I think for most people, sexuality really *isn't* that fluid in practice, which is why most people don't see a huge problem with having useful simple categories to describe sexuality.

>>"Sometimes it's very hard to know whether someone is gay by how they look these days..."

Well, that's hardly new - there always *have* been people who either couldn't be immediately categorised by their appearance, or who would be categorised wrongly. Quite possibly a large majority of some orientations at times.

>>"However the question of sexuality and the compartmentalisation of it will rage for the rest of time, unless people stop having pre-conceived ideas and recognise that, in essence, it really doesn't matter whether you like Arthur, Martha or both."

Isn't the idea that sexuality is fluid precisely as pre-concieved as the idea that for most people it's pretty well static?
Even if there are people for whom is *is* flexible, that doesn't mean it is flexible for everyone. The best you could say is that it *can* be flexible.

Having *categories* doesn't necessarily imply being *judgemental*, and neither does lacking generally understood categories necessarily preclude judgementalism.
Even if there weren't explicit words, unless people in general didn't have any pattern to the sex of their sexual partners, then as far as who-mates-with-who is concerned, people would still mentally classify other people in some fashion, and people who were scared of (or who didn't like) people who made different choices to them would still be able to find people to attack.


Real Man?

Post 100

chubstar1975

<> (potholer)

I agree with this point to a certain extent. It is, however, those who vehemently stress their sexuality as beign rigid who create dilemmas for those who really aren't that bothered.

<>

Semantics surely?
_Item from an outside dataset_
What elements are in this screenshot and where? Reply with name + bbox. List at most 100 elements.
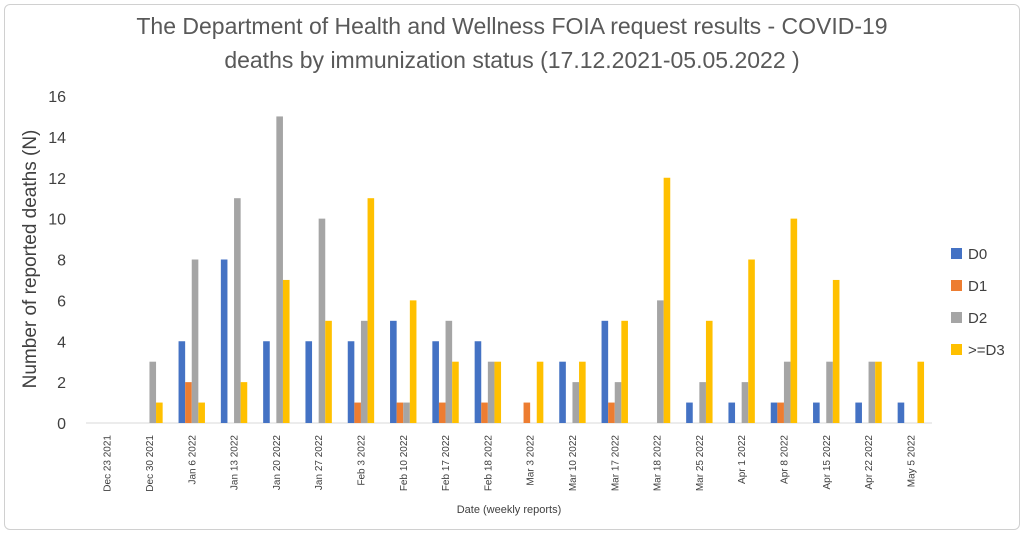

Sexuality *is* fluid/flexible for everyone - it is expressed inately in your point. If it *can* be flexible, it *is*, it depends upon whether you allow yourself to acknowledge that and how you define your own appropriation of the term which constrains it. However, I do take your point that it is just as negative to compartmetalise sexuality as fluid than being non-fluid. Having said that, all opinions have some ora of judgement, otherwise they wouldn't be opinions.